人によってさまざまだと思いますが、私が大切にしているのは「昨日を引きずらないこと」「常に前向きに考えること」「毎月1つ、自分の課題を解決していくこと」の3点です。

消防士の1日は、普通のサラリーマンに比べると非日常的なことが多く、うまくいくこともあれば思ったようにいかないときもあります。

その程度であればいいのですが、人の命を左右する現場に出動するなかで、場合によっては「自分があのとき、もっとこうしていたら…」と後悔の念にかられてしまう出来事に遭遇することもあります。

そのときは反省をし、必要なところは自分の中で改善・修正をすべきですが、それ以外のところで悩んでしまっても何の意味もないことが多いのです。

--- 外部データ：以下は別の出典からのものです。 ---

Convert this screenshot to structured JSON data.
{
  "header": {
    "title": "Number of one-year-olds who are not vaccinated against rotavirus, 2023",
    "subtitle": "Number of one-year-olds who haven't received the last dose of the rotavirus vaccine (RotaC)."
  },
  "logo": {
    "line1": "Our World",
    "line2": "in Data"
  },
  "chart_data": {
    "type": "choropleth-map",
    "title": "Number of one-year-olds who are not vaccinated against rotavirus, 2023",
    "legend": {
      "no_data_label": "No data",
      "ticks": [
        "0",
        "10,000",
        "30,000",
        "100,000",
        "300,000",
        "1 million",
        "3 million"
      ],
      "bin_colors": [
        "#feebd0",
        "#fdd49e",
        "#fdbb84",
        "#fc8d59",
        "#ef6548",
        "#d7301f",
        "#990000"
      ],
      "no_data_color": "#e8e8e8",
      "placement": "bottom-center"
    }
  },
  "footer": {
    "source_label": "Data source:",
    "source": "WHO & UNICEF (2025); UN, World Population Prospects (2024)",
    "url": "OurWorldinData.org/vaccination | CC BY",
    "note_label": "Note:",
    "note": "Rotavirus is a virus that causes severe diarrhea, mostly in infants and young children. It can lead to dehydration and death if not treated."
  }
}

だからこそ、私が新人のころには、今お話しした「昨日を引きずらないこと」と「常に前向きに考えること」の2点を自分のモットーとして仕事に従事してきました。

問題と向き合い、解決していくことが重要

「引きずらずに前を向く日々」というのは、それが習慣になればなるほど、自分を爽快な気持ちにさせてくれました。

しかしあるとき、そうした私の行動を見ていた先輩から、「ただ前向きなだけなら意味がない、お前は、昨日を見ないようにして明日と向き合っているだけだ」と厳しく叱られたことがあります。

それは、現場に出て、いざ放水という段になって操作を誤り、消火に手間取ってしまったときのことでした。署に戻った私が明るく振る舞っていることが、返って不自然に思えたのでしょう。

「嫌なことは早く忘れてしまおう」という自分の気持ちを見透かされたような強い衝撃を受けました。

先輩に言われたのは「前向きになるのは、なぜそのような事態になったのか、自分で問題点を検証して反省が終わってからだ」ということ。そのときの自分は、まさに指摘された通りでした。

そうしたことがあって、3つめの「課題解決」というモットーが加わったのです。今思えば、新人時代には一番大事な部分が欠落していたと思います。

真剣に仕事をしていれば、課題はいくらでも出てきます。毎月1つのペースでは追いつかないほどですが、無理に飛躍しようとしてもうまくいかないからこそ、焦らずに地道に頑張りたいと思っています。